After years of unsuccessfully trying to pass legislation favorable to charter schools, the new Republican majority in the Mississippi Legislature looks poised to get at least one of its bills passed this year.
A bill by Sen. Gray Tollison, R-Oxford, is now in the House after the Senate passed it last week. Tollison's bill would allow for "open-enrollment charter schools," or schools that do not start from an existing public school.
Republicans have tried unsuccessfully to pass similar legislation in years past, but right now, Mississippi only allows schools to get charters if they are rated low performing or lower for three consecutive years. Then, at least half of the parents at the school must petition the state Board of Education to create a charter school.

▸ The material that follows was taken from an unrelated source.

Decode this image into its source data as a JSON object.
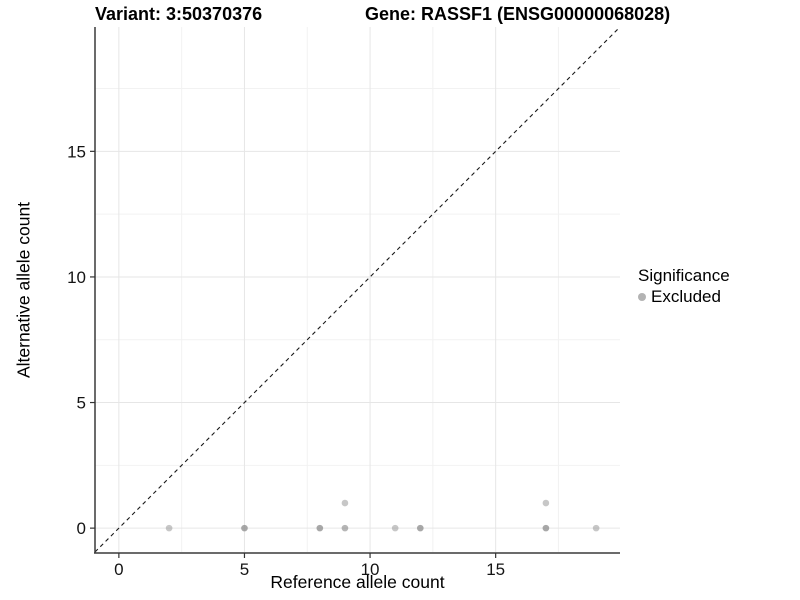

Proponents of charter schools, like Tollison, say they clear the way for innovation needed to revive America's educational system, such as longer school days and greater freedom in hiring teachers. Tollison, who is also the chairman of the Senate Education Committee, said although the state does offer schools and districts quite a bit of freedom under the current laws, charter schools would be more likely to make needed reforms quickly.
"Any large system like our public-school system is slow to adopt change, whereas a smaller system with this charter concept is quicker to adopt change," he said. "If a teaching method's not working, they go back and figure out what does work."
At a conference last week, Marian Wright Edelman, founder and president of the Children's Defense Fund, said charter schools are not the one solution that will fix the public-school system.
"I'm for high-quality public schools, whether they're charters or traditional public schools," she said. She also said that charter schools should serve children who are already in the public-school system, rather than becoming a publicly funded replacement for private schools.
"I'm not against charters as a 10-percent solution to provide competition for the public schools, where most of the children are always going to be. ... But (we're going to) have to be very, very careful to make sure that the charter legislation is not a back-door way of getting public funds to private, segregated academies."
Oleta Fitzgerald, director of CDF's Southern Regional Office, said she is working with several groups, such as the NAACP, that want to limit charter schools to those that are converted from low-performing public schools, rather than allowing outside entities to get charters to start new schools.
"There's been a sea change in the Capitol, and we don't have a lot of influence in some quarters," she said.
Fitzgerald is also unhappy about the makeup of the education committees in the Legislature, where she said some of the most experienced lawmakers lost their chairmanships under new Republican leadership.
"We have people now making policy that don't know what they're talking about," she said.
Tollison said he based his bill on model legislation from the National Alliance for Charter Schools and tried to take the best practices from different states around the country. He also said that if charter schools don't have support and buy-in from the community, charters won't be able to locate there.
"You have to have community buy-in. The whole concept is, you're educating students in that community," he said. "If parents don't want a charter school in their community, it's not coming. It's not like they're going to go set up in a place they're not wanted."